You know, these stupid dreams come around every time I go on the wedding website or look at my email and I get something from The (Stupid) Knot. "Oh you have 7 months left and THIS is what you should be doing/ have done by now in your planning process!" Boo! I don't want to do any of it! I want it all to be magically finished and I don't have to think about anything. I want little wedding planning elves to come in and do everything while I sit back with a little fruity umbrella drink and go "Ahhhhh!" I mean if they can cobble some shoes together, why can't they plan and execute a wedding? But no! There are no wedding planning elves (I guess they're too busy with their lucrative shoe gig) and I have to be forced to think and I really don't like to think about anything.

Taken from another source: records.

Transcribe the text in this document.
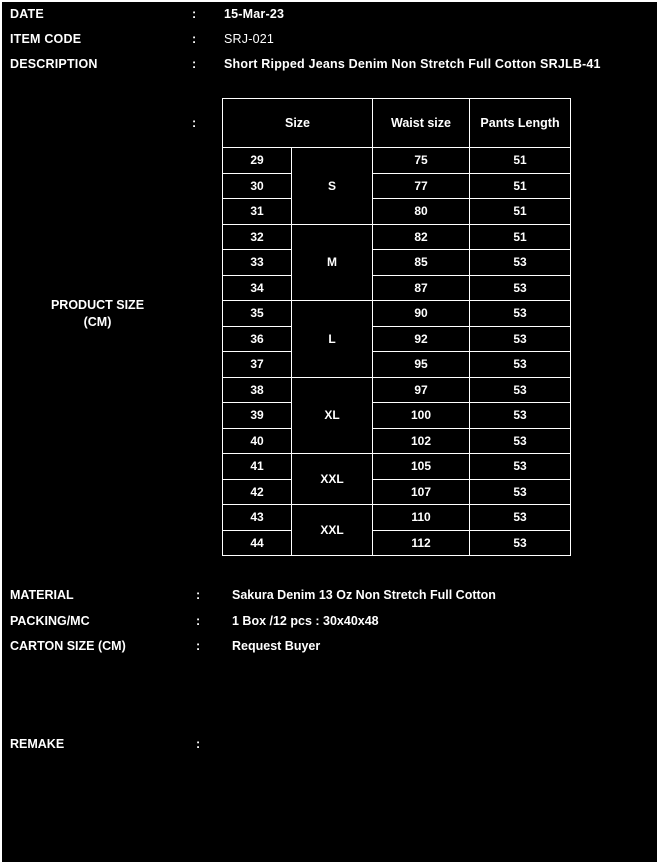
DATE	: 15-Mar-23
ITEM CODE	: SRJ-021
DESCRIPTION	: Short Ripped Jeans Denim Non Stretch Full Cotton SRJLB-41
PRODUCT SIZE
(CM)
:	Size		Waist size	Pants Length
29	S	75	51
30		77	51
31		80	51
32	M	82	51
33		85	53
34		87	53
35	L	90	53
36		92	53
37		95	53
38	XL	97	53
39		100	53
40		102	53
41	XXL	105	53
42		107	53
43	XXL	110	53
44		112	53
MATERIAL	:	Sakura Denim 13 Oz Non Stretch Full Cotton
PACKING/MC	:	1 Box /12 pcs : 30x40x48
CARTON SIZE (CM)	:	Request Buyer
REMAKE	:
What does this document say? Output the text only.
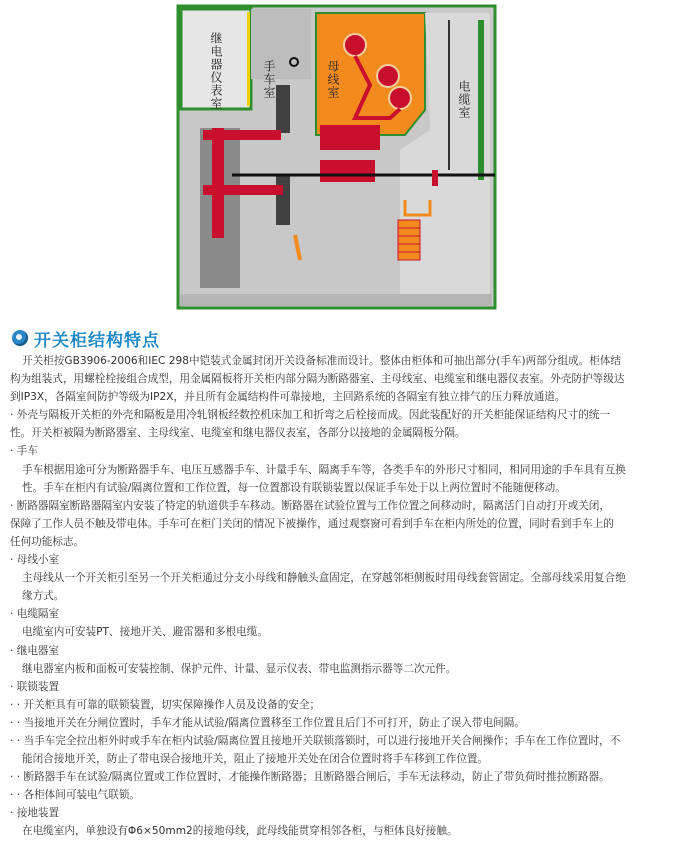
继电器仪表室	手车室	母线室
电缆室
开关柜结构特点

开关柜按GB3906-2006和IEC 298中铠装式金属封闭开关设备标准而设计。整体由柜体和可抽出部分(手车)两部分组成。柜体结

构为组装式，用螺栓栓接组合成型，用金属隔板将开关柜内部分隔为断路器室、主母线室、电缆室和继电器仪表室。外壳防护等级达

到IP3X，各隔室间防护等级为IP2X，并且所有金属结构件可靠接地，主回路系统的各隔室有独立排气的压力释放通道。

· 外壳与隔板开关柜的外壳和隔板是用冷轧钢板经数控机床加工和折弯之后栓接而成。因此装配好的开关柜能保证结构尺寸的统一

性。开关柜被隔为断路器室、主母线室、电缆室和继电器仪表室，各部分以接地的金属隔板分隔。

· 手车

手车根据用途可分为断路器手车、电压互感器手车、计量手车、隔离手车等，各类手车的外形尺寸相同，相同用途的手车具有互换

性。手车在柜内有试验/隔离位置和工作位置，每一位置都设有联锁装置以保证手车处于以上两位置时不能随便移动。

· 断路器隔室断路器隔室内安装了特定的轨道供手车移动。断路器在试验位置与工作位置之间移动时，隔离活门自动打开或关闭，

保障了工作人员不触及带电体。手车可在柜门关闭的情况下被操作，通过观察窗可看到手车在柜内所处的位置，同时看到手车上的

任何功能标志。

· 母线小室

主母线从一个开关柜引至另一个开关柜通过分支小母线和静触头盒固定，在穿越邻柜侧板时用母线套管固定。全部母线采用复合绝

缘方式。

· 电缆隔室

电缆室内可安装PT、接地开关、避雷器和多根电缆。

· 继电器室

继电器室内板和面板可安装控制、保护元件、计量、显示仪表、带电监测指示器等二次元件。

· 联锁装置

· · 开关柜具有可靠的联锁装置，切实保障操作人员及设备的安全；

· · 当接地开关在分闸位置时，手车才能从试验/隔离位置移至工作位置且后门不可打开，防止了误入带电间隔。

· · 当手车完全拉出柜外时或手车在柜内试验/隔离位置且接地开关联锁落锁时，可以进行接地开关合闸操作；手车在工作位置时，不

能闭合接地开关，防止了带电误合接地开关，阻止了接地开关处在闭合位置时将手车移到工作位置。

· · 断路器手车在试验/隔离位置或工作位置时，才能操作断路器；且断路器合闸后，手车无法移动，防止了带负荷时推拉断路器。

· · 各柜体间可装电气联锁。

· 接地装置

在电缆室内，单独设有Φ6×50mm2的接地母线，此母线能贯穿相邻各柜，与柜体良好接触。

Well that's not entirely true. I like to think about my business, but that oddly enough is a no brainer. The tricky part is getting the funding together and also figuring out some of the key things in my business plan, but otherwise that's it. I don't want think about seating charts, tracking RSVP's, or food... Well, I don't mind picking out the food so much, that's actually the best part, but still. I want wedding planning elves and more importantly I don't want to think about any of it.
And I know this probably sounds weird considering I was at one point a wedding planner, but it's different doing things for other people and not yourself. It's far easier to make decisions for others than it is to make a decision for myself. I don't think I understand why that is, but I just know I can pretty much make snap decisions when it comes to other people, but if I'm trying to make a decision for myself... "Bwuh?!" is usually the first word out of my mouth.